Как бы она ни старалась — ей ни за что меня не провести — она скучала по мне, и была вовсе не против оказаться в тесной кладовке наедине со мной. Тянусь к ней, поддевая бретельку указательным пальцем, и медленно веду по руке, с удовлетворением замечая, как быстро вздымается ее грудь от частого дыхания. Бред, женский бред, которым ей хочется оправдать саму себя за самую большую ошибку в жизни.

— Нет, — упрямо качает головой, и все же снимает мои пальцы со своего тела, но отпускать ладонь не торопиться. Сжимает сильнее, словно я нуждаюсь в ее поддержке, и нежно коснувшись моей щеки, добавляет:

— Так как ты меня — никогда. И если бы я осталась, я бы сделала нас несчастными.

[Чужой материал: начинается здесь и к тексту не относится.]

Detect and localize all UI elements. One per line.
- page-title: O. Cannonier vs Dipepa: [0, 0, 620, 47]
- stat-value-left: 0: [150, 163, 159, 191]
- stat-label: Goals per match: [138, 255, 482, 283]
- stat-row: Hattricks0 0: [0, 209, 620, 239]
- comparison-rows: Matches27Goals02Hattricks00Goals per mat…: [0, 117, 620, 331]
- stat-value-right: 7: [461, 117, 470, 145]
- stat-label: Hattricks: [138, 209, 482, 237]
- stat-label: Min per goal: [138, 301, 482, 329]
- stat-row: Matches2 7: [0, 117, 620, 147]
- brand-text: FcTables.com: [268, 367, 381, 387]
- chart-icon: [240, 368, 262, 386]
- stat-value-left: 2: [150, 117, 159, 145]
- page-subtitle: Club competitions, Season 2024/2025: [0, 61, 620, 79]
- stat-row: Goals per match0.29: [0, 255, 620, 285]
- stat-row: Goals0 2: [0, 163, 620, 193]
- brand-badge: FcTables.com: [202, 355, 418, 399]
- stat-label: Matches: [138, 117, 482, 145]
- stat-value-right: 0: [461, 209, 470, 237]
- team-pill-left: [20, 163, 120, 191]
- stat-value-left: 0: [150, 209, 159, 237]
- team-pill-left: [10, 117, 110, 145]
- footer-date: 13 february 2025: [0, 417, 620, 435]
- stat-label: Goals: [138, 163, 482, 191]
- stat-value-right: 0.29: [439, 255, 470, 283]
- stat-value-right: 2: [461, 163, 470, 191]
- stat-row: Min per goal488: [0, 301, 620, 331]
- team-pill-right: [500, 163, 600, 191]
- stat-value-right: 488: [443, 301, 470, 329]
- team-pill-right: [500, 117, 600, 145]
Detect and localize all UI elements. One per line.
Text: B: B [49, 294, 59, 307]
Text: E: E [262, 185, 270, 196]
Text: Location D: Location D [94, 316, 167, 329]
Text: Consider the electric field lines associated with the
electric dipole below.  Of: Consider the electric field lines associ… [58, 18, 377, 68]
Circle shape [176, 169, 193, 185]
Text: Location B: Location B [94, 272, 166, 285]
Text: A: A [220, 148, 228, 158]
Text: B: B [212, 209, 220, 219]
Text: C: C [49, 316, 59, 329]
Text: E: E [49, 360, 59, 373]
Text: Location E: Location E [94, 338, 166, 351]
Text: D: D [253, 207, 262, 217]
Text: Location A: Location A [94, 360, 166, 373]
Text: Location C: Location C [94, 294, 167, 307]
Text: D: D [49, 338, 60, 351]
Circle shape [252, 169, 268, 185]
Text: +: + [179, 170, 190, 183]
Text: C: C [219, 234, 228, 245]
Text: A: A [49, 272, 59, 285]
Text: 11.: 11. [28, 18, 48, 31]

— Это чушь Яна. Нам было хорошо вместе.

— Разве этого достаточно? Что будет с нами через год, когда стихнет страсть? — она, наконец, берет себя в руки, теперь разговаривая со мной, как с несмышленым ребенком. — Не знаешь? Так я скажу: я стану тебя ненавидеть. За то как ты смотришь на меня, за твою любовь, которой ты будешь меня душить, лишая глотка кислорода, потому что не буду чувствовать того же. Ты мне дорог, но свадьба и дети — это не то чего я сейчас хочу.

— Разве я тороплю, — изнутри вновь поднимается гнев, лишая меня способности контролировать эмоции: привлекаю ее к себе, и чем больше она сопротивляется, тем больше усиливаю свой захват.

— Боже! Даже сейчас! Ты не слышишь меня? Я не люблю тебя настолько, чтобы мечтать встретить с тобой старость! То, что было между нами — лишь физика, Игорь! Но этого недостаточно!

— А с ним? С ним у тебя иначе? — отпускаю ее, мечтая увидеть лицо, когда она решится ответить на мой вопрос, и жду приговора, прекрасно зная, что моя злость буквально волнами распространяется по этой клетке. В тишине застегиваю ширинку, наплевав на выбившуюся из-под пояса рубашку, и зло сверкаю глазами, презирая себя за свою слабость перед ней.

— Его ты любишь?

— Нет. И поэтому я с ним. Ему не нужны мои чувства — тела хватает с лихвой. В отличие от тебя, ведь так?

Я еще долго не решаюсь выйти к людям, и только сейчас, когда меня перестает сотрясать крупная дрожь, различаю голоса гостей за не захлопнутой Яной дверью. Мои идеалы пали — та, кого я боготворил, решила оставить меня в прошлом, не сочтя достаточно хорошим для совместного «долго и счастливо». Выбросила на полной скорости на обочину, даже не оглянувшись напоследок, пропитав мою одежду ароматом фруктовых духов. Вишня — мое разочарование пахнет именно ей.